Embora ausentes da convenção estadual do PMDB que oficializou a candidatura do governador Sérgio Cabral à reeleição, o presidente Luiz Inácio Lula da Silva e a candidata Dilma Rousseff foram os nomes mais citados nos discursos, no início desta tarde. Cartazes mostravam fotos do governador ao lado de Lula e Dilma e faixas exaltavam a parceria entre município, Estado e União, um mote da campanha de Cabral, que tem o slogan "estamos juntos".

LUCIANA NUNES LEAL, Agência Estado

27 de junho de 2010 | 17h10

"Trago uma mensagem da Dilma, para dizer que nós, eleitos, vamos continuar a parceria que o grande governo Lula fez com o Rio de Janeiro", discursou o presidente nacional do PMDB e candidato a vice-presidente, deputado Michel Temer (SP).

Representante do presidente, o ministro das Relações Institucionais, Alexandre Padilha, fez um paralelo entre Cabral e Lula. Primeiro, disse que o vice-governador, Luiz Fernando Pezão, responsável pelas obras do Programa de Aceleração do Crescimento (PAC) no Estado, "é a Dilma do Cabral". Em seguida, Padilha referiu-se ao fato de a aliança do governador reunir 16 legendas. "Cabral, você é tão parecido com o Lula que até o número de partidos aliados é o mesmo. Nós governamos com 16 partidos", afirmou.

Padilha voltou a citar a crise na campanha do PSDB, por causa da escolha do senador tucano Álvaro Dias (PR) como candidato a vice de José Serra. "Temos muito orgulho de ter um vice que não causa problema, não divide, não causa crise na campanha. Um vice que agrega", alfinetou.

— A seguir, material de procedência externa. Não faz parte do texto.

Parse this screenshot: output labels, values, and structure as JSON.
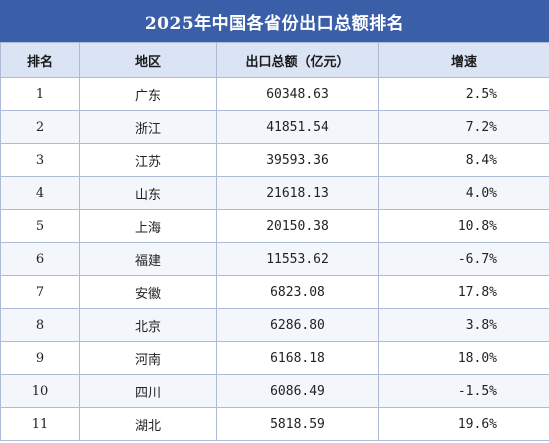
{
  "title": "2025年中国各省份出口总额排名",
  "headers": {
    "rank": "排名",
    "region": "地区",
    "export_total": "出口总额（亿元）",
    "growth": "增速"
  },
  "rows": [
    {
      "rank": "1",
      "region": "广东",
      "export_total": "60348.63",
      "growth": "2.5%"
    },
    {
      "rank": "2",
      "region": "浙江",
      "export_total": "41851.54",
      "growth": "7.2%"
    },
    {
      "rank": "3",
      "region": "江苏",
      "export_total": "39593.36",
      "growth": "8.4%"
    },
    {
      "rank": "4",
      "region": "山东",
      "export_total": "21618.13",
      "growth": "4.0%"
    },
    {
      "rank": "5",
      "region": "上海",
      "export_total": "20150.38",
      "growth": "10.8%"
    },
    {
      "rank": "6",
      "region": "福建",
      "export_total": "11553.62",
      "growth": "-6.7%"
    },
    {
      "rank": "7",
      "region": "安徽",
      "export_total": "6823.08",
      "growth": "17.8%"
    },
    {
      "rank": "8",
      "region": "北京",
      "export_total": "6286.80",
      "growth": "3.8%"
    },
    {
      "rank": "9",
      "region": "河南",
      "export_total": "6168.18",
      "growth": "18.0%"
    },
    {
      "rank": "10",
      "region": "四川",
      "export_total": "6086.49",
      "growth": "-1.5%"
    },
    {
      "rank": "11",
      "region": "湖北",
      "export_total": "5818.59",
      "growth": "19.6%"
    }
  ],
  "colors": {
    "title_bg": "#3a5ea8",
    "header_bg": "#dbe4f4",
    "border": "#aebbd6"
  }
}
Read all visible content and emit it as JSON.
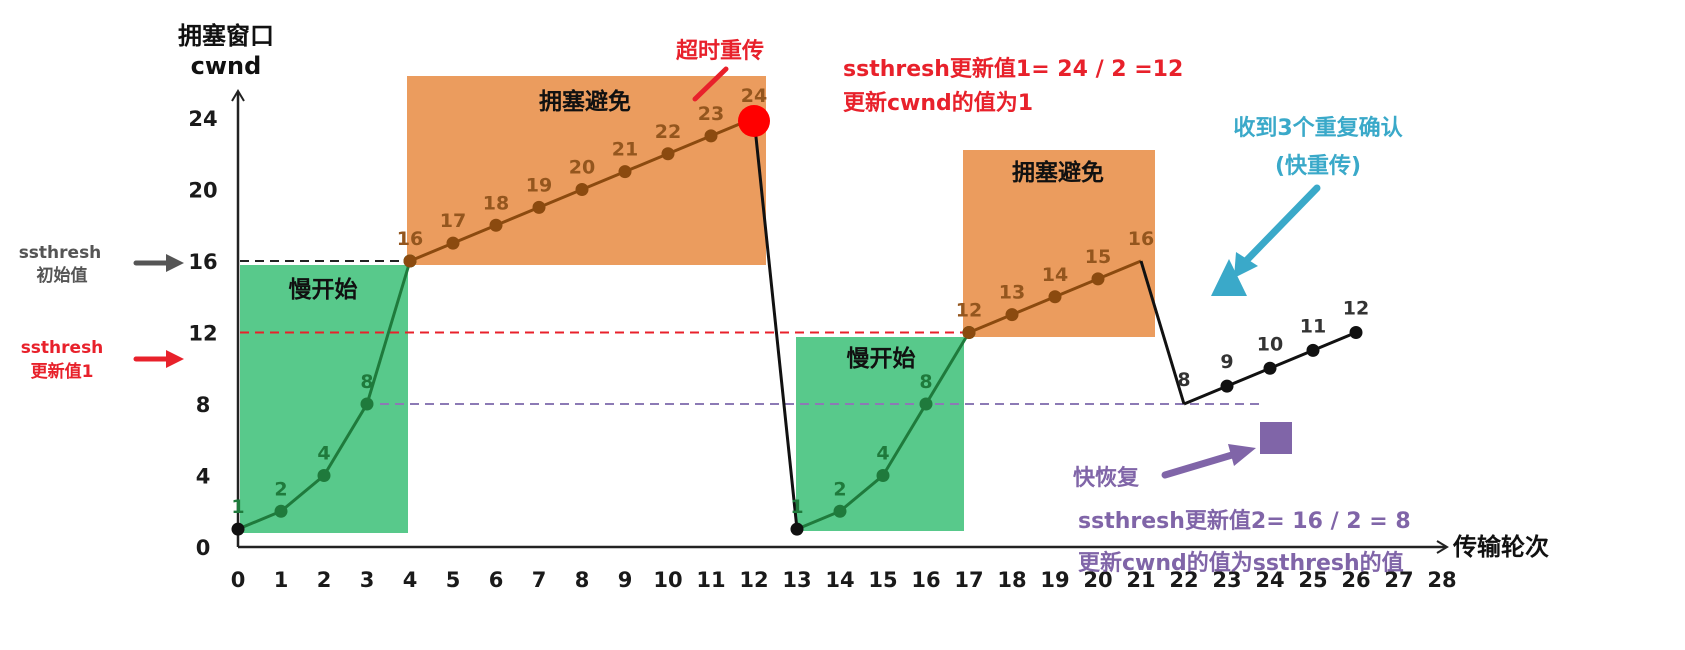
{
  "chart_data": {
    "type": "line",
    "title": "",
    "xlabel": "传输轮次",
    "ylabel": "拥塞窗口 cwnd",
    "ylabel_line1": "拥塞窗口",
    "ylabel_line2": "cwnd",
    "xlim": [
      0,
      28
    ],
    "ylim": [
      0,
      24
    ],
    "x_ticks": [
      0,
      1,
      2,
      3,
      4,
      5,
      6,
      7,
      8,
      9,
      10,
      11,
      12,
      13,
      14,
      15,
      16,
      17,
      18,
      19,
      20,
      21,
      22,
      23,
      24,
      25,
      26,
      27,
      28
    ],
    "y_ticks": [
      0,
      4,
      8,
      12,
      16,
      20,
      24
    ],
    "grid": false,
    "series": [
      {
        "name": "慢开始 1",
        "color": "#1f7a3c",
        "x": [
          0,
          1,
          2,
          3,
          4
        ],
        "y": [
          1,
          2,
          4,
          8,
          16
        ]
      },
      {
        "name": "拥塞避免 1",
        "color": "#8b4a0f",
        "x": [
          4,
          5,
          6,
          7,
          8,
          9,
          10,
          11,
          12
        ],
        "y": [
          16,
          17,
          18,
          19,
          20,
          21,
          22,
          23,
          24
        ]
      },
      {
        "name": "超时重传 drop",
        "color": "#111111",
        "x": [
          12,
          13
        ],
        "y": [
          24,
          1
        ]
      },
      {
        "name": "慢开始 2",
        "color": "#1f7a3c",
        "x": [
          13,
          14,
          15,
          16,
          17
        ],
        "y": [
          1,
          2,
          4,
          8,
          12
        ]
      },
      {
        "name": "拥塞避免 2",
        "color": "#8b4a0f",
        "x": [
          17,
          18,
          19,
          20,
          21
        ],
        "y": [
          12,
          13,
          14,
          15,
          16
        ]
      },
      {
        "name": "快重传 drop",
        "color": "#111111",
        "x": [
          21,
          22
        ],
        "y": [
          16,
          8
        ]
      },
      {
        "name": "快恢复",
        "color": "#111111",
        "x": [
          22,
          23,
          24,
          25,
          26
        ],
        "y": [
          8,
          9,
          10,
          11,
          12
        ]
      }
    ],
    "point_labels": {
      "slow_start_1": [
        "1",
        "2",
        "4",
        "8"
      ],
      "cong_avoid_1": [
        "16",
        "17",
        "18",
        "19",
        "20",
        "21",
        "22",
        "23",
        "24"
      ],
      "slow_start_2": [
        "1",
        "2",
        "4",
        "8"
      ],
      "cong_avoid_2": [
        "12",
        "13",
        "14",
        "15",
        "16"
      ],
      "fast_recovery": [
        "8",
        "9",
        "10",
        "11",
        "12"
      ]
    },
    "thresholds": [
      {
        "label": "ssthresh 初始值",
        "y": 16,
        "style": "dashed",
        "color": "#222222"
      },
      {
        "label": "ssthresh 更新值1",
        "y": 12,
        "style": "dashed",
        "color": "#e8212b"
      },
      {
        "label": "ssthresh 更新值2",
        "y": 8,
        "style": "dashed",
        "color": "#8c7ab5"
      }
    ],
    "regions": [
      {
        "label": "慢开始",
        "x": [
          0,
          4
        ],
        "y": [
          1,
          16
        ],
        "color": "#58c98b"
      },
      {
        "label": "拥塞避免",
        "x": [
          4,
          12.6
        ],
        "y": [
          16,
          26
        ],
        "color": "#eb9c5e"
      },
      {
        "label": "慢开始",
        "x": [
          13,
          17
        ],
        "y": [
          1,
          12
        ],
        "color": "#58c98b"
      },
      {
        "label": "拥塞避免",
        "x": [
          17,
          21.4
        ],
        "y": [
          12,
          22
        ],
        "color": "#eb9c5e"
      }
    ],
    "annotations": [
      {
        "text": "超时重传",
        "x": 12,
        "y": 24,
        "color": "#e8212b"
      },
      {
        "text": "ssthresh更新值1= 24 / 2 =12",
        "color": "#e8212b"
      },
      {
        "text": "更新cwnd的值为1",
        "color": "#e8212b"
      },
      {
        "text": "收到3个重复确认",
        "x": 21,
        "y": 16,
        "color": "#3aa9c9"
      },
      {
        "text": "(快重传)",
        "color": "#3aa9c9"
      },
      {
        "text": "快恢复",
        "x": 22,
        "y": 8,
        "color": "#8065a8"
      },
      {
        "text": "ssthresh更新值2= 16 / 2 = 8",
        "color": "#8065a8"
      },
      {
        "text": "更新cwnd的值为ssthresh的值",
        "color": "#8065a8"
      }
    ]
  },
  "labels": {
    "y_title_1": "拥塞窗口",
    "y_title_2": "cwnd",
    "x_title": "传输轮次",
    "region_slow_start": "慢开始",
    "region_cong_avoid": "拥塞避免",
    "side_init_1": "ssthresh",
    "side_init_2": "初始值",
    "side_upd1_1": "ssthresh",
    "side_upd1_2": "更新值1",
    "timeout": "超时重传",
    "timeout_eq": "ssthresh更新值1= 24 / 2 =12",
    "timeout_cwnd": "更新cwnd的值为1",
    "dupack_1": "收到3个重复确认",
    "dupack_2": "(快重传)",
    "fast_recovery": "快恢复",
    "fr_eq": "ssthresh更新值2= 16 / 2 = 8",
    "fr_cwnd": "更新cwnd的值为ssthresh的值"
  },
  "colors": {
    "green_region": "#58c98b",
    "green_line": "#1f7a3c",
    "orange_region": "#eb9c5e",
    "orange_line": "#8b4a0f",
    "orange_label": "#94561e",
    "red": "#e8212b",
    "blue": "#3aa9c9",
    "purple": "#8065a8",
    "gray": "#555555"
  }
}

A convenção aprovou a chapa majoritária formada por Cabral, Pezão como vice, e os candidatos ao Senado Jorge Picciani (PMDB) e Lindberg Farias (PT). O governador, que em determinado momento chamou o presidente de "Luiz Inácio", citou uma série de ações resultantes de investimentos federais e estaduais."Estamos juntos para continuar pacificando todas as comunidades onde houver poder paralelo", afirmou, citando a instalação das Unidades de Polícia Pacificadora (UPPs) nas favelas, outro carro-chefe do governo. Cabral citou o presidente e sua mulher, Dona Marisa, como "amigos queridos" e definiu Dilma Rousseff como "combatente, amiga, valente".

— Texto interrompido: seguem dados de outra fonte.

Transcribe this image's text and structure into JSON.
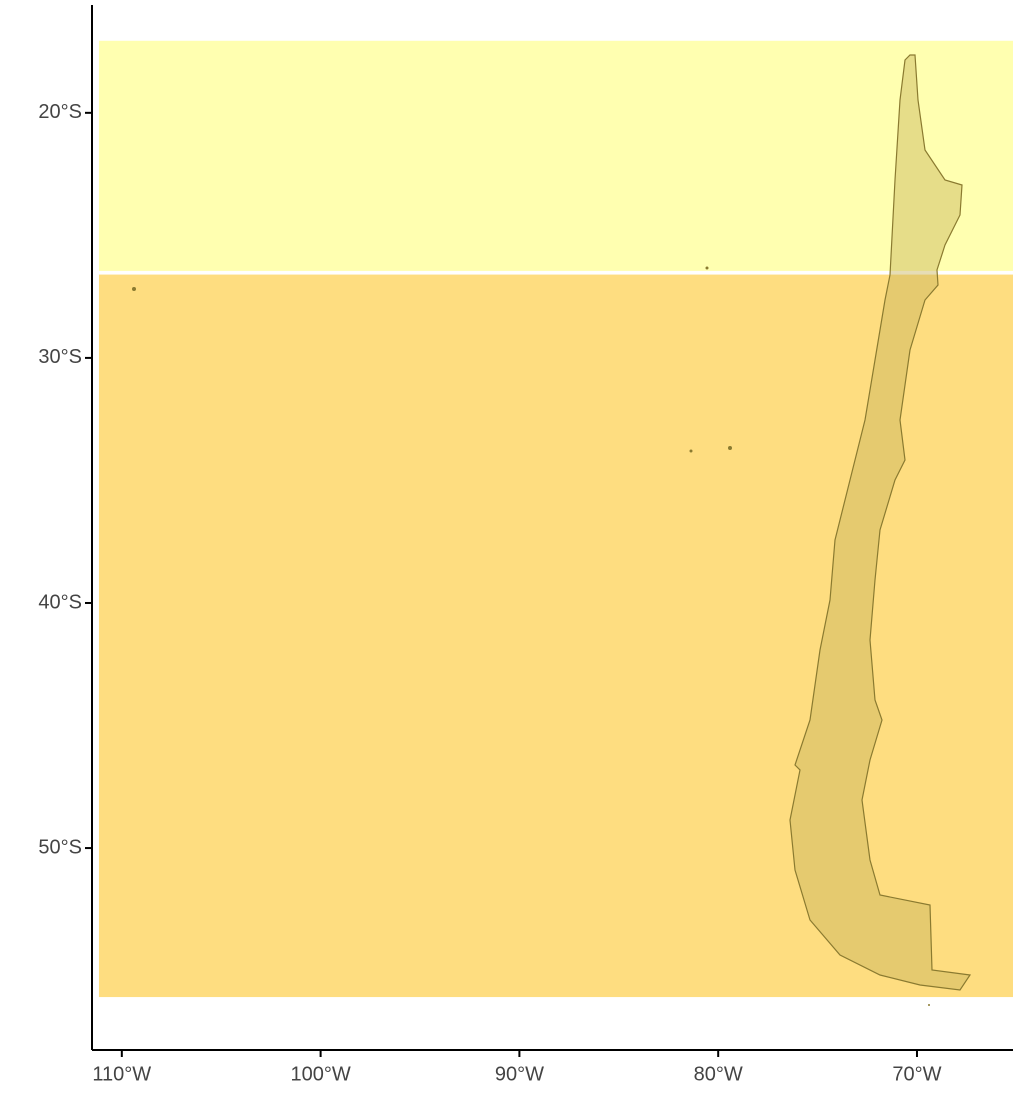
{
  "chart_data": {
    "type": "map",
    "xlim": [
      -111.5,
      -65.17
    ],
    "ylim": [
      -58.24,
      -15.6
    ],
    "xticks": [
      {
        "value": -110,
        "label": "110°W"
      },
      {
        "value": -100,
        "label": "100°W"
      },
      {
        "value": -90,
        "label": "90°W"
      },
      {
        "value": -80,
        "label": "80°W"
      },
      {
        "value": -70,
        "label": "70°W"
      }
    ],
    "yticks": [
      {
        "value": -20,
        "label": "20°S"
      },
      {
        "value": -30,
        "label": "30°S"
      },
      {
        "value": -40,
        "label": "40°S"
      },
      {
        "value": -50,
        "label": "50°S"
      }
    ],
    "zones": [
      {
        "color": "#ffffb0",
        "xlim": [
          -111.15,
          -65.17
        ],
        "ylim": [
          -26.45,
          -17.06
        ]
      },
      {
        "color": "#fedd80",
        "xlim": [
          -111.15,
          -65.17
        ],
        "ylim": [
          -56.08,
          -26.6
        ]
      }
    ]
  }
}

Um dos coordenadores da campanha de Cabral, o ex-secretário de governo Wilson Carlos informou que o partido gastou R$ 40 mil na convenção. Os diretórios municipais, segundo ele, pagaram o transporte e o lanche dos militantes. A convenção não chegou a lotar o espaço da Fundição Progresso, centro cultural na Lapa com capacidade para 5 mil pessoas.

Passarela

Antes da convenção, o clima de campanha já estava presente em um compromisso de governo: Cabral levou Michel Temer à inauguração da passarela, projetada por Oscar Niemeyer, que liga a favela da Rocinha ao complexo esportivo que atende a comunidade. Apesar do protesto de moradores da localidade de Laboriaux contra desapropriações das casas que estão em áreas de risco e da reclamação pela dificuldade de acesso aos portadores de deficiência física, o ambiente era festivo e de agradecimento pela obra.